Further Statistics for Actuarial Science - MAN00049H
- Department: The York Management School
- Credit value: 10 credits
- Credit level: H
- Academic year of delivery: 2022-23
Module summary
The aim of the module is to expose students to a number of advanced statistical topics that are used in actuarial science and quantitative risk management, including Bayesian inferential procedures, credibility theory, extreme value theory, the modelling of dependent risks and machine learning
Module will run
Occurrence | Teaching period |
---|---|
A | Autumn Term 2022-23 |
Module aims
The aim of the module is to expose students to a number of advanced statistical topics that are used in actuarial science and quantitative risk management, including Bayesian inferential procedures, credibility theory, extreme value theory, the modelling of dependent risks and machine learning
Module learning outcomes
After successful completion the student is able to:
Subject content
- apply Bayes and minimax decision rules;
- use Bayesian inferential procedures;
- apply Bayesian credibility theory to insurance tarification problems;
- describe the main ideas of extreme value theory and dependence modelling via copulas;
- demonstrate knowledge of the main concepts of machine learning.

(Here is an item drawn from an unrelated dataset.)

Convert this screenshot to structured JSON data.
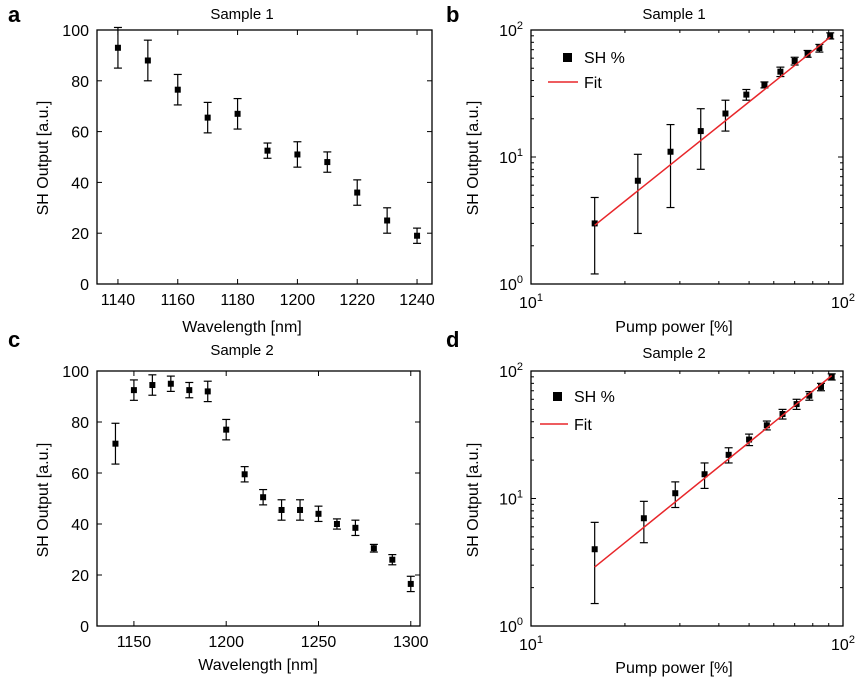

Academic and graduate skills
- present decision theoretic analyses in a logical, rigorous, and concise way.
- strict logical reasoning from assumptions to conclusion;
- critically assess assumptions necessary to draw certain conclusions.
Indicative assessment
Task | % of module mark |
---|---|
Closed/in-person Exam (Centrally scheduled) | 80 |
Essay/coursework | 20 |
Special assessment rules
None
Indicative reassessment
Task | % of module mark |
---|---|
Closed/in-person Exam (Centrally scheduled) | 100 |
Module feedback
Students will receive feedback within three weeks of the hand-in problem sets. The feedback will be handed to students personally and takes the form of comments and suggestions for improvement written on the handed in work.
Indicative reading
McNeil, A, Frey, R and Embrechts, P (2016), “Quantitative Risk Management: Concepts, Techniques & Tools” (2nd ed), Princeton University Press.